5. Advances in Dunaliella Transformation for Recombinant Biopharmaceutical Production
In general, expression in nucleus
D. salina cells is focused mainly on reporter genes such as
β-glucuronidase gene
[19], enhanced green fluorescent protein
[56], and selection markers such as phosphinothricin acetyltransferase under promoter DCA1
[57], chloramphenicol acetyltransferase
[12], and zeocin resistance protein
[58]. However, the expression of commercial value proteins is reduced
[59][60], including immunogens
[19]. Although several results
[18][39][44][61], none of these proteins has led to the generation of products at the industrial level. According to findings, the
Dunaliella system can be used in an approach for industrial applications, in particular in antigen production. The chloroplast is also an attractive expression protein system in microalgae due to advantages such as directed integration of genes via homologous recombination
[62], high-level expression, organization of transgenes into operons, and no epigenetic interference
[63][64], as previously reported
[65][66]. Although there are few reports of expression in the chloroplast of
D. salina [67], other systems such as
Chlamydomonas [68], demonstrated that the use of chloroplast for the expression of recombinant proteins could be a proposal for proteins of commercial value. The purpose of new promoters and construction of expression vectors for
D. salina chloroplast transformation is the following step
[18] (
Figure 1).
Figure 1. Biotechnological tools applied in Dunaliella salina.

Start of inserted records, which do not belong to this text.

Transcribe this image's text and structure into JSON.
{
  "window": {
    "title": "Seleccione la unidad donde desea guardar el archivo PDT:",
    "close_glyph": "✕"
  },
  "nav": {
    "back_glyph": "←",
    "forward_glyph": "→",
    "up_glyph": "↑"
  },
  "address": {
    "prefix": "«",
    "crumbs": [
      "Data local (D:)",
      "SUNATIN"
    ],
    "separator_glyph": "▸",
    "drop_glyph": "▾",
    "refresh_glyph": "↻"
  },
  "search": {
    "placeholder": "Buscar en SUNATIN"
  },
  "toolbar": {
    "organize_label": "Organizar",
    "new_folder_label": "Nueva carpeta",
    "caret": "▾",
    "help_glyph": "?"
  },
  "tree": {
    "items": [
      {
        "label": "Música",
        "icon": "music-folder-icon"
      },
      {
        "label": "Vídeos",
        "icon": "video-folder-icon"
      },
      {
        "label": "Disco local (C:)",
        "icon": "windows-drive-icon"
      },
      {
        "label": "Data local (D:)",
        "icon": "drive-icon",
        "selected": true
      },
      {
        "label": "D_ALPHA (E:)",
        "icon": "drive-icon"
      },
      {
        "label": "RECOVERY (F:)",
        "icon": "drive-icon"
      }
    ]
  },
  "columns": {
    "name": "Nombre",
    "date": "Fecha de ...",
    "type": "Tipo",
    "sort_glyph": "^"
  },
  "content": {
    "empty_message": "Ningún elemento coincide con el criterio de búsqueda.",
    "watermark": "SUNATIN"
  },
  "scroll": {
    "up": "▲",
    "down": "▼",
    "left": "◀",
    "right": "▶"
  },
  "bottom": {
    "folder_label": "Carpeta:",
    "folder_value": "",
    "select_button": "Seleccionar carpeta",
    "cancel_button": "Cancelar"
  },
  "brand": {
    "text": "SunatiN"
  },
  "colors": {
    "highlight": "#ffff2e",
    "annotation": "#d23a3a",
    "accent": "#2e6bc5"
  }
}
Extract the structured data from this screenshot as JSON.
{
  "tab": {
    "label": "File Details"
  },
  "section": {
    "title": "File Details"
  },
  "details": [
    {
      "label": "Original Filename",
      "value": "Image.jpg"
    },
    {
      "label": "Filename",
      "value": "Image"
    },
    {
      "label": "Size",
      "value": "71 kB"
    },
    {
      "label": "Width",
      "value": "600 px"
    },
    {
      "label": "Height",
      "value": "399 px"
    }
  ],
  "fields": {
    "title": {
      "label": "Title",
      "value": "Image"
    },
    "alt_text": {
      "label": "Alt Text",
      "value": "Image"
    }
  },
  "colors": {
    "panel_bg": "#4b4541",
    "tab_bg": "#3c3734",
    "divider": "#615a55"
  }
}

6. Immunological Aspects in Mucosal Vaccination with D. salina
Vaccination is one of the leading practices in medicine to control and prevent the vast majority of infectious-contagious diseases
[69], based on the correct presentation of an antigen to the immune system. For this, it is necessary to determine the route of application, components of the formulation (adjuvant), type of immune responses, the dose required, and type of vaccine, either first group: (i) live attenuated vaccines (e.g., smallpox, yellow fever, measles, mumps, rubella, and chicken pox), or second group: (i) subunit vaccines (e.g., a vaccine against recombinant hepatitis B), (ii) toxoid vaccines (e.g., vaccines against diphtheria and tetanus), (iii) carbohydrate vaccines (e.g., vaccines against pneumococcus), and (iv) conjugate vaccines (e.g., vaccines against
Haemophilus influenzae type B)
[70].
Vaccination protocol and the immune system play a decisive role in correct immune response
[71], particularly the immune system on the mucosal surface
[72]. In general, the mucosal immune system presents highly specialized MALT, responsible for antigen presentation for the generation of an efficient mucosal immune response
[73]. Due to the presence of these specialized tissues, mucosal administration of antigens demonstrated efficiency in wide pathologies
[74], including influenza virus
[75].
The expression of subunit vaccines in microalgae presents a convenient mucosal administration option with advantages including minimum processing before application
[76] relatively low cost (<$1mg protein) in contrast to synthetic peptide antigen range between $35 and $95/mg peptide
[76], algal cell wall appears sufficient to reduce antigen degradation by digestive system (bio-encapsulated)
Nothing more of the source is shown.